Ensure date fields are DATE/TIMESTAMP and categories/states are cleaned.
Looker Studio
Connect the table & view as a data source.
Use report-level controls (Date, State, Category).
For YoY on charts, set Comparison date range = Previous year.
## Limitations
2016 partial (Sep–Dec). 2018 data available Jan–Aug only; YoY comparisons use Jan–Aug vs Jan–Aug.

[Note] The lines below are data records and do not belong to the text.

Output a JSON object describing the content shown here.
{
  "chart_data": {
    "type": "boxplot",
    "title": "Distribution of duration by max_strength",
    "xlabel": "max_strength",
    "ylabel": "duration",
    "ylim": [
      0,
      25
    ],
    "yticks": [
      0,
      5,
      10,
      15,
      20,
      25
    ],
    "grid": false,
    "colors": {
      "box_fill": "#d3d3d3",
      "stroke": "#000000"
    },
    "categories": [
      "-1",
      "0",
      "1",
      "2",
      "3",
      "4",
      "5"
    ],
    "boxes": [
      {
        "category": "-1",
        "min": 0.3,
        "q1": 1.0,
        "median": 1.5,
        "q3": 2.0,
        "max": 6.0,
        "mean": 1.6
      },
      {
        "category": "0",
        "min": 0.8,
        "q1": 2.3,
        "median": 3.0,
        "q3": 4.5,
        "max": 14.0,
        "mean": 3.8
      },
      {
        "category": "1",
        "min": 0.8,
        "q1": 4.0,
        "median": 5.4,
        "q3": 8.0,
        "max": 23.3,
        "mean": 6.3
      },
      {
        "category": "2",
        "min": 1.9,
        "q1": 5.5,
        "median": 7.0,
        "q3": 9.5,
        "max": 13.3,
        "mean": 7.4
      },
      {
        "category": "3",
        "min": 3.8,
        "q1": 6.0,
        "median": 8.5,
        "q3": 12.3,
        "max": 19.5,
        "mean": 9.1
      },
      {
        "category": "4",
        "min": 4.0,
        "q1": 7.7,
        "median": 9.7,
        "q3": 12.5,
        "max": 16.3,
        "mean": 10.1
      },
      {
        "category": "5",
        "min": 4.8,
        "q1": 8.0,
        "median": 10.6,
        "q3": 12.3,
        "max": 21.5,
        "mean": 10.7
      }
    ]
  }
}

Review reasons are grouped; linking every review to an order may vary by dataset completeness.
## Contact
Samy Bouhassoune – Data Analyst
LinkedIn: https://www.linkedin.com/in/samy-bouhassoune · Email: samyy.b@hotmail.fr
## 🇫🇷 Résumé
2017 : R$ 7.02M GMV, 45.1K commandes, AOV R$ 155.7, Annulés 0.59%, Livraison 13 j, Retards 6.4%, 44,573 avis (14.7% négatifs).
2018 YTD (jan–août vs N-1) : GMV +140.9%, Commandes +135.1%, AOV +2.5%, Annulés 0.58% (−0.16 pt), Retards 9.2%.
Priorités : baisser les retards (AL/MA/CE), corriger “non conforme”, pousser les catégories à fort AOV, protéger les best-sellers.